Contrary to this, BT dysregulation is common for decompensation of HF and used as a predictor of worse outcomes [27]. We confirm this phenomenon of hypothermia to be associated with adverse outcomes for intra-ICU mortality and complement the current state of knowledge: in our analysis, hyperthermia (>37.5°C) has no adverse effect on mortality in decompensated HF. On the contrary, experts are divided on the therapeutic need to intervene when BT is elevated and whether hyperthermia might be useful and protective in some settings of critical illness [28]. Recently, it has been shown that less fever management in an all-comers population of critically ill patients was correlated with a decrease in mortality as compared to more active fever management. Our results confirm the observation that hyperthermia in the overall cohort is associated with a lower mortality rate as compared to the hypothermia group [29].
The continuous monitoring of BT during the stay at an ICU is normal practice, and the relevance of BT alteration for acute and future [30] cardiovascular outcome has been recently described. Interestingly, our results indicate that the one-time measurement of admission BT can also be used as an early and independent predictor for intra-ICU mortality in ACS, AHF, sepsis, and pneumonia patients. These results are an important extension of the common doctrine that focuses only on hypothermia and accepts fever as a symptom of associated diseases. Studies to assess the relevance of BT modulation for disease morbidity are required.

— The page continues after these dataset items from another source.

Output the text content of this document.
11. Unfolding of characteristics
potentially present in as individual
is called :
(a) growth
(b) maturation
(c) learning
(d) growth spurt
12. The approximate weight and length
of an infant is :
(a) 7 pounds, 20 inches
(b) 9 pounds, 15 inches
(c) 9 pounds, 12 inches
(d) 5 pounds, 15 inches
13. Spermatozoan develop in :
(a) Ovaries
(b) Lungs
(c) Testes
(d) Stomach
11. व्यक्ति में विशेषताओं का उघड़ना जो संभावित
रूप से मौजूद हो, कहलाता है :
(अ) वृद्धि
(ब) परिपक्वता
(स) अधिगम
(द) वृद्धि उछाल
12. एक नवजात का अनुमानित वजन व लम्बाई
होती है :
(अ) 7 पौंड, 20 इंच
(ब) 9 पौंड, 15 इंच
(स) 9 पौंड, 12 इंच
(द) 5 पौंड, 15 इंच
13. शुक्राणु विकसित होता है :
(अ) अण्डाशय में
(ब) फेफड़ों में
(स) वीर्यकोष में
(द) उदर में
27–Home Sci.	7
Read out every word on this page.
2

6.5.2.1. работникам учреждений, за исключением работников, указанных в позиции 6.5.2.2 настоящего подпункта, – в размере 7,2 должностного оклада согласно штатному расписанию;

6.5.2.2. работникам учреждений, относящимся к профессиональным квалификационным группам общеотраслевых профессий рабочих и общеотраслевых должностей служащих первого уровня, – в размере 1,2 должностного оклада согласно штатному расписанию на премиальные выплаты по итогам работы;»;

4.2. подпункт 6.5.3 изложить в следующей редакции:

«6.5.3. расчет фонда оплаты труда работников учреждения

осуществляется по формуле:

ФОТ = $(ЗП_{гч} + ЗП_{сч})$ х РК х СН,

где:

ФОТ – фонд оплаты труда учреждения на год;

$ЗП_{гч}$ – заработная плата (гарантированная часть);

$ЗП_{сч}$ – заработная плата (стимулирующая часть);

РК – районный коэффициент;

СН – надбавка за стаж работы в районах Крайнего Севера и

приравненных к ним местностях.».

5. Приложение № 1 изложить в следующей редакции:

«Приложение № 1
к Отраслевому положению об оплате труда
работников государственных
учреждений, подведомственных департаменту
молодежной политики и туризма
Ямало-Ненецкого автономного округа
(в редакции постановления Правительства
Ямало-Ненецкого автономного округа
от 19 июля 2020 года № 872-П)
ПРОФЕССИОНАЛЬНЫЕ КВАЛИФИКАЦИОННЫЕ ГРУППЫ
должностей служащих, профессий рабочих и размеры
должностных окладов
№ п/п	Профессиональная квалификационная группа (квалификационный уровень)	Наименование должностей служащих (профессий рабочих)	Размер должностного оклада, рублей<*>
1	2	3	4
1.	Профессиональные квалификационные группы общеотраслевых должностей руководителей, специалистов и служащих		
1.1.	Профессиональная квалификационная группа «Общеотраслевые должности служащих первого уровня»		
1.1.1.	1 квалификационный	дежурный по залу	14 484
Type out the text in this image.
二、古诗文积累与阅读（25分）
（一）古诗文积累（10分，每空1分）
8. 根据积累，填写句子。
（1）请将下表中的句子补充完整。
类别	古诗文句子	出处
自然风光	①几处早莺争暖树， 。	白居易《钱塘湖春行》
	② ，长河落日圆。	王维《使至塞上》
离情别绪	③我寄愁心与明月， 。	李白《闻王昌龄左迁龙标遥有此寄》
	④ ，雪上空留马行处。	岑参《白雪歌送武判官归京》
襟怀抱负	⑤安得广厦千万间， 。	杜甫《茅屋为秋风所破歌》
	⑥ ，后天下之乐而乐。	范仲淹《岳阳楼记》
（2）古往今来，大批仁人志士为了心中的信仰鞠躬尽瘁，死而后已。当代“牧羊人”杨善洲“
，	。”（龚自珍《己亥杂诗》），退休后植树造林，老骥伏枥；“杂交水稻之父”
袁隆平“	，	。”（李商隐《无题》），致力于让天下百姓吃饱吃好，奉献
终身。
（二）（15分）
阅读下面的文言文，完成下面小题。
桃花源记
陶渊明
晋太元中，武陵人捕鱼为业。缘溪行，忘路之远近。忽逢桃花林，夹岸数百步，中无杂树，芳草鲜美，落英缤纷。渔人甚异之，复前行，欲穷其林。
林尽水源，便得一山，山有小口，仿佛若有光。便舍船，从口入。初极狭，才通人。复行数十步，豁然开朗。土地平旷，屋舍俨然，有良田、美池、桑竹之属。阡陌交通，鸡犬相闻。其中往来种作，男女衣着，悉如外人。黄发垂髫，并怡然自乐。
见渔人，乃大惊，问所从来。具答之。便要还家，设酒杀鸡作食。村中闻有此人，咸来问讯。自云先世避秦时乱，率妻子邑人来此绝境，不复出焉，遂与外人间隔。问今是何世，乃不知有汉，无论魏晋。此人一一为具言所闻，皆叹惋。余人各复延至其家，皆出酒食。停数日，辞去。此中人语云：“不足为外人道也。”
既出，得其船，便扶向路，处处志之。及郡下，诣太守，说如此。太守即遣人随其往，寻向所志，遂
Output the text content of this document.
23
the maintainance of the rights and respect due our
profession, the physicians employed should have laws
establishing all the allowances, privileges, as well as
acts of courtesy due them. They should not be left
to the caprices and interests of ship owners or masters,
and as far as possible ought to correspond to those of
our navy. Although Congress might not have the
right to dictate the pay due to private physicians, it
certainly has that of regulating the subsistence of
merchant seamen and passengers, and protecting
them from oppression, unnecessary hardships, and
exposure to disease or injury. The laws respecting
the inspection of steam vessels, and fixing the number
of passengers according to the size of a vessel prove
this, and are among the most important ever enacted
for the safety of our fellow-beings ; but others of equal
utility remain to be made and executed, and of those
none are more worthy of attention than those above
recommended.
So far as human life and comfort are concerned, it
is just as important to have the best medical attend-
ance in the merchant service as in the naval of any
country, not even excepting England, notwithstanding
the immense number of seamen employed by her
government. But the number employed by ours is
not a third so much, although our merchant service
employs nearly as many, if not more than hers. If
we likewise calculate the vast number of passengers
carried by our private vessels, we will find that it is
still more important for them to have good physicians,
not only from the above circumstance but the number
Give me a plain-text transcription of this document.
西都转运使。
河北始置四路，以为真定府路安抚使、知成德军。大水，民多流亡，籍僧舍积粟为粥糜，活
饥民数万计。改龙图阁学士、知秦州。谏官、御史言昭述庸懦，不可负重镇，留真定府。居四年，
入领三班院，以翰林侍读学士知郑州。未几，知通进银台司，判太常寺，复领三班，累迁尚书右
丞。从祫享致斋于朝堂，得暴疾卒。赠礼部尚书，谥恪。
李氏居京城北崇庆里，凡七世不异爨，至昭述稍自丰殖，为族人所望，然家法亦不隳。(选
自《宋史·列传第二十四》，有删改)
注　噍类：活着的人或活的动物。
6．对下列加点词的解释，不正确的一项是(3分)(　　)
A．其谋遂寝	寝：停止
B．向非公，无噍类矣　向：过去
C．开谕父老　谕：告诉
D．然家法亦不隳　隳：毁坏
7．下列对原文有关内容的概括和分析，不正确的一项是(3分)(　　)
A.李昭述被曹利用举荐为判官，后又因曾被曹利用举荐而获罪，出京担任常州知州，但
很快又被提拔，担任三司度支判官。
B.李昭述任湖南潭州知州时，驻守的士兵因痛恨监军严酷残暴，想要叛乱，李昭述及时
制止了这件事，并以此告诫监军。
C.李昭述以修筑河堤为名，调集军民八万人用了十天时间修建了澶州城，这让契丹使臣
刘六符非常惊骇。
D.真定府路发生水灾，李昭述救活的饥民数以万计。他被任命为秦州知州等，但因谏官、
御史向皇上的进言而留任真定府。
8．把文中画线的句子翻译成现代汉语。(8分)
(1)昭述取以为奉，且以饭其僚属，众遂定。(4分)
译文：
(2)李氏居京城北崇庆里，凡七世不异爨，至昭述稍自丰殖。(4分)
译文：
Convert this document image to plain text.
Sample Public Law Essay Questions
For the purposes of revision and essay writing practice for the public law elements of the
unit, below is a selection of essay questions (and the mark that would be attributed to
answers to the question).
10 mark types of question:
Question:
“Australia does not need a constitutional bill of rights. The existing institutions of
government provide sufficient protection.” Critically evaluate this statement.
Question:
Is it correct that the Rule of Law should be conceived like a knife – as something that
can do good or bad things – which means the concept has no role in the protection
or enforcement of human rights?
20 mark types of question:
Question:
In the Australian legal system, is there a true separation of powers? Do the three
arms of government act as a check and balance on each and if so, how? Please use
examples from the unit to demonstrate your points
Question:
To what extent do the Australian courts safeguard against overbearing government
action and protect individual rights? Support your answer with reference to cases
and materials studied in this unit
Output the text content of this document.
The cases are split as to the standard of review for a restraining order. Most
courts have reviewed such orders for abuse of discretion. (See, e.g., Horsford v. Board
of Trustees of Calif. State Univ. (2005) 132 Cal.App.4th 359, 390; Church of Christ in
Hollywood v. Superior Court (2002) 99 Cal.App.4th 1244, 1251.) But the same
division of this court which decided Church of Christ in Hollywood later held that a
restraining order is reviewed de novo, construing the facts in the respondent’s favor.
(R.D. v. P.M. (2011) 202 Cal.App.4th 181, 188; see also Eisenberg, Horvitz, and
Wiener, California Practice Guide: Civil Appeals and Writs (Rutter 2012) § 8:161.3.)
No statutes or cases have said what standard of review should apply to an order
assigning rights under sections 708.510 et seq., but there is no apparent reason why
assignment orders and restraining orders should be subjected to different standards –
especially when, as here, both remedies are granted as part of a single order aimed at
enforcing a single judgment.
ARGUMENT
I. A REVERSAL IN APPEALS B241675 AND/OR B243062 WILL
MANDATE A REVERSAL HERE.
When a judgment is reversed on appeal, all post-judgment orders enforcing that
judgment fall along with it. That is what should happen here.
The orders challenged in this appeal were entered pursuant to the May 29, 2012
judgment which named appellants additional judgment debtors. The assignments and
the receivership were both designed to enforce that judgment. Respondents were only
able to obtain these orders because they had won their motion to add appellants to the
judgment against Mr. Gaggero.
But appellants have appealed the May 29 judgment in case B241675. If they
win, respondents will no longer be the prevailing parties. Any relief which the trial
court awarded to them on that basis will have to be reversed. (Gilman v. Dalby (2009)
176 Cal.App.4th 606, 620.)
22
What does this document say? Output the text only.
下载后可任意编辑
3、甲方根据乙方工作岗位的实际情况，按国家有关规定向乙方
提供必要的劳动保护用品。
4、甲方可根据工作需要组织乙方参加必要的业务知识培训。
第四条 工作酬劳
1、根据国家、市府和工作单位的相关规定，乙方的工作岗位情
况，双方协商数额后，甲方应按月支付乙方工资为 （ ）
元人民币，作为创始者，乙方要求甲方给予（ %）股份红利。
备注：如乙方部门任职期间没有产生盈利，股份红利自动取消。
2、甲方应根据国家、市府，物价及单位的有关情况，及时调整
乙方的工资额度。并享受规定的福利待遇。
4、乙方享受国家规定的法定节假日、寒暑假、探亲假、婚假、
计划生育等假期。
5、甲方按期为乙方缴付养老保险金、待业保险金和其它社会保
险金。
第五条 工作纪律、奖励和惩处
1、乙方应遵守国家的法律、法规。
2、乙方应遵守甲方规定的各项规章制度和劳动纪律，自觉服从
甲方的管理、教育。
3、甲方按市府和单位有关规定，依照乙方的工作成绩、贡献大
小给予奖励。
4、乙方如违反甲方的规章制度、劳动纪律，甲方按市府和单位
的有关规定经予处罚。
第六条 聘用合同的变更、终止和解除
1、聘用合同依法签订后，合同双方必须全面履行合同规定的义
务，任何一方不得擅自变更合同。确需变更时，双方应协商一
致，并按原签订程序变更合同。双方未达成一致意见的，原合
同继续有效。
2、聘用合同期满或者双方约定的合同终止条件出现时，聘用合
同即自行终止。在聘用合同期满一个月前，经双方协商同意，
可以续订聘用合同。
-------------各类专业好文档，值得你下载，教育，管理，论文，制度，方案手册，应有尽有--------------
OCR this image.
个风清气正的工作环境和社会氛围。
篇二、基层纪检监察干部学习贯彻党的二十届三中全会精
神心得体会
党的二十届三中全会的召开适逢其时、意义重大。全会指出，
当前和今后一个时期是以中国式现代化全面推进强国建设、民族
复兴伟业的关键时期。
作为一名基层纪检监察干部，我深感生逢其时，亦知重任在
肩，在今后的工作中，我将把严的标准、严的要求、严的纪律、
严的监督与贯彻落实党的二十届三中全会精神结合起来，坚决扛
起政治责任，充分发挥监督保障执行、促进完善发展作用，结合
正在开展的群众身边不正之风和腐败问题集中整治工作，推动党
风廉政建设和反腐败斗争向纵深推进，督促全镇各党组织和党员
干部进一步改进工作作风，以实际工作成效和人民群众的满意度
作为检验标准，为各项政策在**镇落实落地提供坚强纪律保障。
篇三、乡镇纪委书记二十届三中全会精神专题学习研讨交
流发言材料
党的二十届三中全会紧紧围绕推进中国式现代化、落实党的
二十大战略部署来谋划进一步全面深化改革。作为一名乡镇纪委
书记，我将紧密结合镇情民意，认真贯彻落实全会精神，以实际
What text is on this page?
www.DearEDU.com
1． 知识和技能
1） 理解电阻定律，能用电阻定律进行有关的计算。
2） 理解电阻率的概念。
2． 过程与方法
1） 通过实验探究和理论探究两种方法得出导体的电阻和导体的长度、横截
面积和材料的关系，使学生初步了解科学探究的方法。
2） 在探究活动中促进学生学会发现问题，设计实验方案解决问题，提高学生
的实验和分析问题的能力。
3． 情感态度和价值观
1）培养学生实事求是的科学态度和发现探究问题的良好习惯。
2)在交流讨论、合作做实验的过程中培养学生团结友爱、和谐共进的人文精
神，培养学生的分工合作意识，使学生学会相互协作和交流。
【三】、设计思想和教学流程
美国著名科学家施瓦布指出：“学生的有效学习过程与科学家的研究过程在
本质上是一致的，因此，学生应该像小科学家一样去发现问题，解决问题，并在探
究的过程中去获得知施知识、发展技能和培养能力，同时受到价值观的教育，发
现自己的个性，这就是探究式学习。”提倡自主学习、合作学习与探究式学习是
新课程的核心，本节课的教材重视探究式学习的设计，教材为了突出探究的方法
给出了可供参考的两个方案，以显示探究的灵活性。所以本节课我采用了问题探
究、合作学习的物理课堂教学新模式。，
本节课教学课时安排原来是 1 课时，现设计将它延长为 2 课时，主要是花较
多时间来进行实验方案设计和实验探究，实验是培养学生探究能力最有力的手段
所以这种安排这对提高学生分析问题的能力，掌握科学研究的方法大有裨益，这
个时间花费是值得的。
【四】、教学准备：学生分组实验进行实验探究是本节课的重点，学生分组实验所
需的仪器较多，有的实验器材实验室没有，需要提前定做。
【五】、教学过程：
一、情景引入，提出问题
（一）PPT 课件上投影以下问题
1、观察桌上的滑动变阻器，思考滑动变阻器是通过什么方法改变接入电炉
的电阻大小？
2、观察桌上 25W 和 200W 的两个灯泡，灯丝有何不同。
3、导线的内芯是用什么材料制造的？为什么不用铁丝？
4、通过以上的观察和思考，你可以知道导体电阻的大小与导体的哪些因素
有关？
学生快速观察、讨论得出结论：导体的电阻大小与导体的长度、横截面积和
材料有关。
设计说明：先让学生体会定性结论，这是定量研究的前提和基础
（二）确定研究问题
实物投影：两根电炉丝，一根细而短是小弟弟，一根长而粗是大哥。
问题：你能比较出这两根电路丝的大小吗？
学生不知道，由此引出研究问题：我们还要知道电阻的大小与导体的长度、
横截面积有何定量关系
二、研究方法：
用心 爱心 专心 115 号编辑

Limitations of this study include the fact that it was conducted in a single center and that it was retrospective in nature. Moreover, there were no data available on the pathogenesis of sepsis/AHF/pneumonia/ACS in our patients and the cause of death. Patients were treated according to the treating physician's decisions following international guidelines, but we have no data about specific antibiotic regimens. We have no specific data about BT regulation after admission to the ICU nor any data about medication influencing BT prior to admission. Furthermore, BT measurement was performed based on the admission workflow either on the left or right tympanic side and not on the same side of each patient. Of note, BT alterations may have more than one potential cause in ICU patients, and we did not distinguish other reasons notwithstanding those that we have mentioned. Despite these limitations, we believe that our study emphasizes the importance of admission BT for the overall mortality and identifies this parameter as an independent value of ICU patient outcome. One should take into account that hypothermia is sometimes used as a therapeutic target to improve neurological outcomes; e.g., after successful cardiopulmonary resuscitation, and that the prevention of fever and therapeutic strategies to normalize BT were not considered in this study.
Conclusions
Our observations indicate that BT at admission is highly relevant and independently associated with the overall intra-ICU and long-term survival. Patients with hypothermia or hyperthermia have a significant increase in mortality compared to normothermic patients, independent of admission diagnosis. Interestingly, hypothermia seems to be a relevant and independent prognostic parameter for increased intra-ICU and long-term mortality. This highlights the importance of BT on ICU admission for individual prognostication and therefore might be used in individual treatment decision-making.
Statement of Ethics
The study was approved by the local Ethics Committee of the Medical Faculty of the Friedrich Schiller University of Jena and waived the requirement for written consent.
Disclosure Statement
The authors have completed and returned the ICMJE Form for Disclosure of Potential Conflicts of Interest. This work was supported by the Forschungskommission of the Medical Faculty of the Heinrich Heine University Düsseldorf (No. 2018-50, to Ralf Erkens) for a Clinician Scientist Track. All other authors report no conflicts of interest regarding the content herein.